O futuro do (Direito do) Trabalho
Antes mesmo da pandemia, o mundo do trabalho já vinha passando por mudanças radicais decorrentes do desaparecimento, transformação ou inovação de vários setores da economia – fenômeno chamado por alguns de “Trabalho 4.0”. Com a pandemia, a situação se tornou ainda mais complexa.
Os impactos de curto prazo da Covid-19 foram severos: milhões de pessoas entraram em licença do trabalho ou perderam seus empregos; outras rapidamente se adaptaram ao trabalho em casa quando seus escritórios fecharam. Muitos outros trabalhadores foram considerados essenciais e continuaram a trabalhar em hospitais e supermercados, em caminhões de lixo e em depósitos para entregas de e-commerce, sob novos protocolos, para reduzir a disseminação do novo coronavírus. A pandemia levou empresas e consumidores a adotarem rapidamente novos comportamentos que provavelmente permanecerão entre nós mesmo após a pandemia. O trabalho remoto e as reuniões virtuais provavelmente continuarão presentes, embora com menos intensidade do que no pico da pandemia. A Covid-19 pode vir também a impulsionar a adoção mais rápida de automação e Inteligência Artificial, especialmente em locais de trabalho com grande proximidade física.
Essa alteração forçada no nosso modo de vida veio, como já dissemos, em meio a um tsunami de mudanças já enormes em nosso mercado de trabalho. Vivemos numa economia do conhecimento, na qual há uma enorme valorização do talento individual – com impactos positivos na estima social e na remuneração dos talentosos. Ocorre que, quanto mais importante e valorizado o talento se torna, mais raro ele é num mundo de trabalhadores sem habilidade ou educação adequadas para as novas exigências do mercado. Tudo isso acontece em meio a ciclos cada vez mais intensos de destruição, criação e transição de empregos ou trabalhos, causados pelas inovações tecnológicas.
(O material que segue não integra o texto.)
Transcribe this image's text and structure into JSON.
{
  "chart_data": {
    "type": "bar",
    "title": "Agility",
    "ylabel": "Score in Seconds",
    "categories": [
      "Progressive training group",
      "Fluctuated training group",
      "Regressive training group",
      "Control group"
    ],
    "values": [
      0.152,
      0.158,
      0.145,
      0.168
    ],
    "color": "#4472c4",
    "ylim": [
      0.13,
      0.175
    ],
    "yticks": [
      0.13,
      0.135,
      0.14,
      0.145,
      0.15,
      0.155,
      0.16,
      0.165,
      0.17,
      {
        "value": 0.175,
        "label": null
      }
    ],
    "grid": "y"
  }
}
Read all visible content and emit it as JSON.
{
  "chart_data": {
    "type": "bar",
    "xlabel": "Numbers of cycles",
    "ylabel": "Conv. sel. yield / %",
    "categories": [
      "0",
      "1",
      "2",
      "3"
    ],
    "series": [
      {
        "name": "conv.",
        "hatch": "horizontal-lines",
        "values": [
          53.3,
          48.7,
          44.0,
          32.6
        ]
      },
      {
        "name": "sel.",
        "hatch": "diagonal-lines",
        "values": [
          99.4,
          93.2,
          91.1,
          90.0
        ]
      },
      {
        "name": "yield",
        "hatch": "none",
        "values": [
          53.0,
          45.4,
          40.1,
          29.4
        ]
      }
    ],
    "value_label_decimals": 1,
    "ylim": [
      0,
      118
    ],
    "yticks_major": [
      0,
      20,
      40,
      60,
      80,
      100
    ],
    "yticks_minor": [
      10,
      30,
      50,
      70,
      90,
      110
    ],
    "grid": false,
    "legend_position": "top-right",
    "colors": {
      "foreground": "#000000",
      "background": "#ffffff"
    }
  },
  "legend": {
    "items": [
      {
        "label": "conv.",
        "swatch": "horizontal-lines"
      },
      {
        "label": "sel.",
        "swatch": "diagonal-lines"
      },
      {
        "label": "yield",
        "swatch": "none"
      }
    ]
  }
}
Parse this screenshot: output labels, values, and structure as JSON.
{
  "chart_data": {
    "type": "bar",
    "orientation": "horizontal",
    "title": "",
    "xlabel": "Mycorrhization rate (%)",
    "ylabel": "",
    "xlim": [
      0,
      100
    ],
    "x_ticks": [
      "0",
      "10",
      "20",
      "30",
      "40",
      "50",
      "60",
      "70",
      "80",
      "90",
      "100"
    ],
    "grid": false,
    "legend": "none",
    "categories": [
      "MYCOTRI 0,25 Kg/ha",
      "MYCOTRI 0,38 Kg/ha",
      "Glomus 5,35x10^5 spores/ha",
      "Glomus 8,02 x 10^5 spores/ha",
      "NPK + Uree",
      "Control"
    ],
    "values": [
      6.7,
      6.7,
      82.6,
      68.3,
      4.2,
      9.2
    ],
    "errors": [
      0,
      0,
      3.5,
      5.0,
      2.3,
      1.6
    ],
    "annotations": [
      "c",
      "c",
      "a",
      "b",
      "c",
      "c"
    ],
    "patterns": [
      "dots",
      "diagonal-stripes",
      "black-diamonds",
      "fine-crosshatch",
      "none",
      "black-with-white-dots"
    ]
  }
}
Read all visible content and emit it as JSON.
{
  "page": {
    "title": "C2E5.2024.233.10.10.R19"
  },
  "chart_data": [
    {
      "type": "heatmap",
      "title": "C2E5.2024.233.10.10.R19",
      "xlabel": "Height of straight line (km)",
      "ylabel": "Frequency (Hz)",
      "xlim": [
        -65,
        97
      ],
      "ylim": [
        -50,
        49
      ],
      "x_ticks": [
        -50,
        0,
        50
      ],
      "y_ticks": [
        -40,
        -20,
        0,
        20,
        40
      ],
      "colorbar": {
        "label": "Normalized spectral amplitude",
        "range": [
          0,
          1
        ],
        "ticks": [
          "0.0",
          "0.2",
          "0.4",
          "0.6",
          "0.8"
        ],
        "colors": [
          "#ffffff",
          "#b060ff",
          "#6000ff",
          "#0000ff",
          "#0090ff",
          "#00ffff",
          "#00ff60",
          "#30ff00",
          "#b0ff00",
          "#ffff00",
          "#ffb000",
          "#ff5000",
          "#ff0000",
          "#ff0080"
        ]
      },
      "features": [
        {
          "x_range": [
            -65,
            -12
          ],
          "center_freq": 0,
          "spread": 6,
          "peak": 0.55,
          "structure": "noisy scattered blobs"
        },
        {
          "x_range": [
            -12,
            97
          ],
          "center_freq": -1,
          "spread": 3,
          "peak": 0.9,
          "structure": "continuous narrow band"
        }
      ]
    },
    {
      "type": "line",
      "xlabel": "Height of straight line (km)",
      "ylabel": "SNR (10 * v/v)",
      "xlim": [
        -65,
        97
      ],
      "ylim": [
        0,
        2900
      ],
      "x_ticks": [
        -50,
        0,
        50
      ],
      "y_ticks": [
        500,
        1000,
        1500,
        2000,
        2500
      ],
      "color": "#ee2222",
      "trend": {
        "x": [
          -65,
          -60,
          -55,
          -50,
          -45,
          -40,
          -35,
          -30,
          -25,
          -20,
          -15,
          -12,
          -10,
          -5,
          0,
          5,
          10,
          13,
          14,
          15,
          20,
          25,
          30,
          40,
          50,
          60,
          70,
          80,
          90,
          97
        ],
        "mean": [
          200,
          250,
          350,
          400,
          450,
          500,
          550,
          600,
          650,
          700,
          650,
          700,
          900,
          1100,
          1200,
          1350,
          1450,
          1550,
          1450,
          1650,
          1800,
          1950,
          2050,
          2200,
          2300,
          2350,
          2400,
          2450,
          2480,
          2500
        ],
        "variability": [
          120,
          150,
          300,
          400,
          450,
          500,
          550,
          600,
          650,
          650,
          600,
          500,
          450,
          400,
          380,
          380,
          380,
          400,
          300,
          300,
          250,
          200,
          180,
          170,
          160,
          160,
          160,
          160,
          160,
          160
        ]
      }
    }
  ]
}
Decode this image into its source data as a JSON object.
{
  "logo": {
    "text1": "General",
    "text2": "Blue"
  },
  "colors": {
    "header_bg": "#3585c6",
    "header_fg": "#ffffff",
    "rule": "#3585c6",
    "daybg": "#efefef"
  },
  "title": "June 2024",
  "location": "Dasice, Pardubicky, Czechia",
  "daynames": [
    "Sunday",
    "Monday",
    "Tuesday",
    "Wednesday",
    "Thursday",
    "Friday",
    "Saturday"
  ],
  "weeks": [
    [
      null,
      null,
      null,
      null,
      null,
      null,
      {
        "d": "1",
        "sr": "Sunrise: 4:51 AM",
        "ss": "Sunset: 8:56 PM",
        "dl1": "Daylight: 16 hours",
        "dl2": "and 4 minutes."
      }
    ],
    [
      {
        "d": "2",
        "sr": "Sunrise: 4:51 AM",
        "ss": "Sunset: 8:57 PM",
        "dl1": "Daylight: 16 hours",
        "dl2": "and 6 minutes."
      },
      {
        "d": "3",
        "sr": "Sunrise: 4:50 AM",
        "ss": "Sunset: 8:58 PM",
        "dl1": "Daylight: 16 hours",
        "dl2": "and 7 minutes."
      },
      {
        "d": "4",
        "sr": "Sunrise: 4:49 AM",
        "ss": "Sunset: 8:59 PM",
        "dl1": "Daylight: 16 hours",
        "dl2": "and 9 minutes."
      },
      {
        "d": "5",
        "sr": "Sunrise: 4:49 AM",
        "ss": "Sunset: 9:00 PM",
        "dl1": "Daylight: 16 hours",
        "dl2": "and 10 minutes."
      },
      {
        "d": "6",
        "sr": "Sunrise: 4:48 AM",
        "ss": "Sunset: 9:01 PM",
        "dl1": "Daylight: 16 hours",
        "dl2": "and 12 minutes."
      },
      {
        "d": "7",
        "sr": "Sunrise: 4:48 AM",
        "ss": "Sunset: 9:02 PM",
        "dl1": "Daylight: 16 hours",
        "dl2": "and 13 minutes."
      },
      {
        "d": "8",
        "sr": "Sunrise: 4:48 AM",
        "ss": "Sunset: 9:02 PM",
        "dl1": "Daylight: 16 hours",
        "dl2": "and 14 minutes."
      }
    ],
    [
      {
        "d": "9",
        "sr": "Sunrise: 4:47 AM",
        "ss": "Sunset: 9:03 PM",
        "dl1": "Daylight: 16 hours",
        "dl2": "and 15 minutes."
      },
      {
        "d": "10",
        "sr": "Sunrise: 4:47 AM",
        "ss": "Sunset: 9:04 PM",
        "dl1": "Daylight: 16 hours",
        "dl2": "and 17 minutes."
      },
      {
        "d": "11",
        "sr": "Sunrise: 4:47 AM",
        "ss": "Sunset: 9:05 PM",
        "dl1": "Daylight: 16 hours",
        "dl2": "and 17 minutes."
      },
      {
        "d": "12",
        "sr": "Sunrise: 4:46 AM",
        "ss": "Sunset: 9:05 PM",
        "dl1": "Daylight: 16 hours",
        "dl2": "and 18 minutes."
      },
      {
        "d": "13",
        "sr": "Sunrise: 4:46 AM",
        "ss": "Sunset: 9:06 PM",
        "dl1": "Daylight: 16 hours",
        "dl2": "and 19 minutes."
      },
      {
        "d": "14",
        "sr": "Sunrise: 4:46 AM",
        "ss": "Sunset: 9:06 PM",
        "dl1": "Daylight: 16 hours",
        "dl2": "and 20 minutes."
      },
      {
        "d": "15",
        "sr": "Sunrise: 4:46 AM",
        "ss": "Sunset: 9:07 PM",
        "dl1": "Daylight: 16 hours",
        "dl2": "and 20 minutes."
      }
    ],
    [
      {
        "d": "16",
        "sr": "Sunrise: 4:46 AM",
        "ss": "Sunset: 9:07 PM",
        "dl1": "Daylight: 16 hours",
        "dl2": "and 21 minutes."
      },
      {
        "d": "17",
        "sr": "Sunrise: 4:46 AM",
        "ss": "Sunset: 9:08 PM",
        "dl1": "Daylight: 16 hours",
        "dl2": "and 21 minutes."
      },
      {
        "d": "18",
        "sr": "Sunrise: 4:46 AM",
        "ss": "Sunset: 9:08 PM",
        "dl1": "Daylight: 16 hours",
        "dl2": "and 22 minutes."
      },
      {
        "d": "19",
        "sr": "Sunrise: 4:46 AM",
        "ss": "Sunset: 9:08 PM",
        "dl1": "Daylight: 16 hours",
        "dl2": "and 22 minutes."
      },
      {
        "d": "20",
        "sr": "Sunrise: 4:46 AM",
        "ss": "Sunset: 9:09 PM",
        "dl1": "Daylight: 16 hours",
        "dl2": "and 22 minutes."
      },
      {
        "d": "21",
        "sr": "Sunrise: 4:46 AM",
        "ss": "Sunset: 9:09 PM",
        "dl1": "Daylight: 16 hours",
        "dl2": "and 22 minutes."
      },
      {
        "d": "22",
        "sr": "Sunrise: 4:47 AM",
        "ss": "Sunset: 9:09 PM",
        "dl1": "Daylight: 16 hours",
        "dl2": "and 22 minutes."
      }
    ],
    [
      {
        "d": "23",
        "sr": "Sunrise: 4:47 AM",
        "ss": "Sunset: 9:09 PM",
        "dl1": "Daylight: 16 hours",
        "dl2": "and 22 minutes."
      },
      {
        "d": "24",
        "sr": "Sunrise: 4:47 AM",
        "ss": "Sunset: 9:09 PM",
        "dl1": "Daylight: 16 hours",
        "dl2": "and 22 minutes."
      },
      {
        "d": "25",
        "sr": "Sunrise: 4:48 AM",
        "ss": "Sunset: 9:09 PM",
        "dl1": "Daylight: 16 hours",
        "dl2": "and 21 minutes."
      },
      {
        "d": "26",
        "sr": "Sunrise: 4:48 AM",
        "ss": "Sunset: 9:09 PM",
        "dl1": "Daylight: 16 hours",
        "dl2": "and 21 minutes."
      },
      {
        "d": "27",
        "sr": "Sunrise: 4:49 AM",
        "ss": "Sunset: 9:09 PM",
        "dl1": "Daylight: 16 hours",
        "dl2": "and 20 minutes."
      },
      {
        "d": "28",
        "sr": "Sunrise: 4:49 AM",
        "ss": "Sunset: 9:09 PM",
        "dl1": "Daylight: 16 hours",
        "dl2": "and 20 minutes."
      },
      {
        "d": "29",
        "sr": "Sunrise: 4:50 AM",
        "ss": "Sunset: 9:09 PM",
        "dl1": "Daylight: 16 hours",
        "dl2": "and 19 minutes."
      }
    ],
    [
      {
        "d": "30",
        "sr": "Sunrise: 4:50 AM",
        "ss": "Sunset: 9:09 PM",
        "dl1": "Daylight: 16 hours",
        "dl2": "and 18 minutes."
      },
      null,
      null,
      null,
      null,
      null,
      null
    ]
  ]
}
E como o Direito pode dar conta desse cenário desafiador? Recentemente, discussões sobre a aplicabilidade do Direito do Trabalho tradicional aos trabalhadores de aplicativos (da chamada “gig economy” ou economia do bico) ganharam destaque, inclusive na imprensa. Tais debates são importantes, pois tudo indica que a velha categoria do trabalho subordinado não capta a realidade desses trabalhadores, que transitam numa zona cinzenta entre a informalidade e a formalidade.
O futuro do Direito do Trabalho passa pelo reconhecimento de que aquele trabalho estável, que durava uma vida inteira em um só emprego, não é mais a regra entre nós. Isso implica uma mudança de paradigma: se, antes, o objetivo da legislação era manter um emprego protegido contra mudanças; no futuro, a dinâmica será garantir apoio nas situações inevitáveis de mudança! Em vez de resistir às transições, o Direito do Trabalho deverá aceitar a transição como um fato inerente ao trabalho.
Tudo isso vai requerer uma nova legislação laboral que cuide dos seguintes aspectos: normas que protejam a transição de um trabalho para outro, sem perder um mínimo de garantias sociais; o direito a uma carreira pessoal que transcenda o contrato individual de trabalho; o direito ao talento, combustível de nossa economia atual, combinando educação e trabalho, para que uma recolocação se torne mais fácil; e normas que diminuam a distância entre trabalhadores tradicionais e trabalhadores atípicos.
Enfim, o Direito do Trabalho deverá abraçar a flexibilidade, fruto da nova dinâmica das relações sociais, reconhecendo-a como fenômeno essencial das atividades laborais de um futuro que já bate à nossa porta.